Pour lire les résultats, il est essentiel d’observer de près les images : les zones qui se distinguent nettement du fond par une couleur claire, avec des contours bien définis sont fortement susceptibles d’avoir été ajoutées ou modifiées. Dans le présent résultat, les zones 1, 3 et 5 qui correspondent aux logos et au cachet du document se détachent du fond et se présentent avec des couleurs plus ou moins similaires. Ces résultats indiquent potentiellement des retouches et des ajouts. Il est cependant utile de souligner que le processus ELA ne fournit pas de preuve définitive de manipulation. Il est souvent recommandé d’avoir recours d’autres techniques d’investigation pour vérifier l’authenticité d’une image.
Dans cette optique, l’équipe de WHAT THE FACT a examiné attentivement la structure du contenu du prétendu communiqué. Sur le plan de la forme, une différence d’interlignes entre les paragraphes est immédiatement perceptible. Les lignes du premier paragraphe sont plus espacées que celles des deuxième et troisième paragraphes. Par ailleurs, plusieurs erreurs de ponctuation et de syntaxe ont été relevées. Des erreurs de structure de phrase ont également été constatées. Pour un communiqué officiel, de telles anomalies sont pour le moins invraisemblables et peu crédibles.

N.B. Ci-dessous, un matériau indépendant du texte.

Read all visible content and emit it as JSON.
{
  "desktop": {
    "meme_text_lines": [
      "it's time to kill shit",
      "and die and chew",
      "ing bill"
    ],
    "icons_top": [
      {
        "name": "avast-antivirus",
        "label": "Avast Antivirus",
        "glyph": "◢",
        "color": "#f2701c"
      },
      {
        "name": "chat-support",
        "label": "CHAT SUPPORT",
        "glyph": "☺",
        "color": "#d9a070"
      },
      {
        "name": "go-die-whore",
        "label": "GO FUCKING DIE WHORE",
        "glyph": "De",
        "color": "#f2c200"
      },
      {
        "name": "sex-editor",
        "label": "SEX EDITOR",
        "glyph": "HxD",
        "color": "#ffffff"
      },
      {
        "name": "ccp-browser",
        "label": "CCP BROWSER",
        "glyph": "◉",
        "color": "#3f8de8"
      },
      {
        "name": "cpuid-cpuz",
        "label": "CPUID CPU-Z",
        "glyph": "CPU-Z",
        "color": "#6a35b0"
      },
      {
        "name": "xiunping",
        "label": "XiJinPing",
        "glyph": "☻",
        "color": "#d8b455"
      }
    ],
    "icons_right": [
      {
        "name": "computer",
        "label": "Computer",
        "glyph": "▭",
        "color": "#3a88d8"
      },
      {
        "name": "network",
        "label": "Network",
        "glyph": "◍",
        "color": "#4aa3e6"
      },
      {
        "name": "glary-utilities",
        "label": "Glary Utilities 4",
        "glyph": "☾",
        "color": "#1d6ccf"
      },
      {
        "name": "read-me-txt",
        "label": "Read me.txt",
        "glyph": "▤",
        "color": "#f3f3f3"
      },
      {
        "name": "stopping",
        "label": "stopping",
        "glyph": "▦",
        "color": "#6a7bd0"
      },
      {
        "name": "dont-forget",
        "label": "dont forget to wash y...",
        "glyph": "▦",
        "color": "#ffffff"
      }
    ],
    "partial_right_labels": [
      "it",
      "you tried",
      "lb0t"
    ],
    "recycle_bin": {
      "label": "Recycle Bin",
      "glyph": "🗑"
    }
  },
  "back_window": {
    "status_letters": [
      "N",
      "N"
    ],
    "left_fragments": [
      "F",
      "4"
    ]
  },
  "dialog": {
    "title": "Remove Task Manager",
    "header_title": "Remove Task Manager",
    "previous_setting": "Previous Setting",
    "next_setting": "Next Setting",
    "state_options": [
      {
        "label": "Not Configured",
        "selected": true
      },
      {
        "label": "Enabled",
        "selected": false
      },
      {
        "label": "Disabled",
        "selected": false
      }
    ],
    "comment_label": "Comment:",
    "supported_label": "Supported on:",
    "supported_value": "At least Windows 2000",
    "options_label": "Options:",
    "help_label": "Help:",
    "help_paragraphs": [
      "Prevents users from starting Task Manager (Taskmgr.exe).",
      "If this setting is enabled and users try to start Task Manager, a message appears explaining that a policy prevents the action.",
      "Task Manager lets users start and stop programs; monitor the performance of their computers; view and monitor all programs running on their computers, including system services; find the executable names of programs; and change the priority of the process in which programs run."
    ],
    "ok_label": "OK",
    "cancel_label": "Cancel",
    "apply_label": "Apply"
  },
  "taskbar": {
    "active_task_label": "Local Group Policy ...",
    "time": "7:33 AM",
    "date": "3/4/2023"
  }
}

Notre conclusion : L’analyse ELA de l’image indique qu’il y a eu potentiellement des retouches ou des ajouts dans le document. Par ailleurs, l’analyse de la structure du présumé communiqué révèle des anomalies, notamment des erreurs de ponctuation, de syntaxe et une différence d’interlignes entre les paragraphes. Ces éléments corroborent l’annonce faite le jour même par le MDAT, qui a déclaré qu’il s’agissait d’un document falsifié.